Leia a nota técnica na íntegra e saiba mais.

Você também pode fazer parte da nossa rede de solidariedade no combate à fome e à pobreza no Brasil. Junte-se a nós.

Quais os fatores que contribuem para a insegurança alimentar?

Suas causas são diversas: escassez de alimentos, problemas de abastecimento, produção insuficiente, perda de fonte de renda (desemprego), pobreza, preços elevados, mudanças climáticas.

Quais fatores explicam a má distribuição de alimentos e a fome no mundo?

Os fatores que causam a fome no mundo são vários, dentre os quais estão a desigualdade social, a pobreza, os conflitos e guerras, as crises econômicas, a má distribuição de alimentos e o manejo inadequado dos recursos naturais.

Quais são os principais tipos de insegurança alimentar explique um deles?
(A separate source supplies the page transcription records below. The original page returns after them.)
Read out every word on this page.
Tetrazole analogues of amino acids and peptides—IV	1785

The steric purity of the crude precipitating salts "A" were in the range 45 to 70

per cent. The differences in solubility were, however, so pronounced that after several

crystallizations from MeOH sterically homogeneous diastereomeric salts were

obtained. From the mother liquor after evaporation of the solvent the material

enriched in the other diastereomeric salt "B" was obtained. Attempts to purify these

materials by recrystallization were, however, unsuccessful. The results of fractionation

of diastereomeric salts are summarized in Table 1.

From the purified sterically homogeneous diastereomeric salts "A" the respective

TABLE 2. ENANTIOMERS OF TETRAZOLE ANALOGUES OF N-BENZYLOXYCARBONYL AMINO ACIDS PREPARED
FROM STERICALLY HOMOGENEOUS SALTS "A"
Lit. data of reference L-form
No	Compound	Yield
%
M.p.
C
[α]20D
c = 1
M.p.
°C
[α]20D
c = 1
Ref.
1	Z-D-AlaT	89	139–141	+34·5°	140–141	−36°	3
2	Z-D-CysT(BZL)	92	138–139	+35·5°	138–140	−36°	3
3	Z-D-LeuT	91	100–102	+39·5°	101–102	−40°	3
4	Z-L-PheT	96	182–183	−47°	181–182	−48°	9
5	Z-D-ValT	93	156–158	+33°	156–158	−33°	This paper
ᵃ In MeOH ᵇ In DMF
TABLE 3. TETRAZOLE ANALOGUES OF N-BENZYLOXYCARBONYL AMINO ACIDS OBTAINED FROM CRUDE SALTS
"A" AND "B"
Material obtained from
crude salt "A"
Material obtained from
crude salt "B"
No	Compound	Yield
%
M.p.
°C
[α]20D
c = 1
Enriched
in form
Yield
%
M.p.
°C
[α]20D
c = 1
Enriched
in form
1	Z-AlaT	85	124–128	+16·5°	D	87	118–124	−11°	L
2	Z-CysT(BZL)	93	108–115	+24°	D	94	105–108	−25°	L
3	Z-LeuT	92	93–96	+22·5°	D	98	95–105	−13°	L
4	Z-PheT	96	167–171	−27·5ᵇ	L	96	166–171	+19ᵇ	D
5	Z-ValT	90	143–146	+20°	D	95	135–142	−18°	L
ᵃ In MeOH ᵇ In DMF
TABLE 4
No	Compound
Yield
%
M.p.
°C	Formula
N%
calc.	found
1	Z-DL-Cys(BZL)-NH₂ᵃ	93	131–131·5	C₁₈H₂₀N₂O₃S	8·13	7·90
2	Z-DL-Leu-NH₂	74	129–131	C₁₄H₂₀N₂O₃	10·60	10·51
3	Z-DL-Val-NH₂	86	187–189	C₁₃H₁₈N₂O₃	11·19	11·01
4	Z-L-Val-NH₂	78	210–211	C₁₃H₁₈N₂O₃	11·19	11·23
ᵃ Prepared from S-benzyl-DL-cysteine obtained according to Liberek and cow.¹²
Insegurança alimentar leve - quando há receio de passar fome em um futuro próximo; Insegurança alimentar moderada - quando há restrição na quantidade de comida para a família; Insegurança alimentar grave - nos casos de falta de alimento na mesa.

Qual a situação geral em relação à insegurança alimentar no mundo?

Cerca de 924 milhões de pessoas (11,7% da população global) enfrentaram a insegurança alimentar em níveis severos, um aumento de 207 milhões em dois anos. Mulheres e crianças - A lacuna de gênero na insegurança alimentar continuou a aumentar em 2021.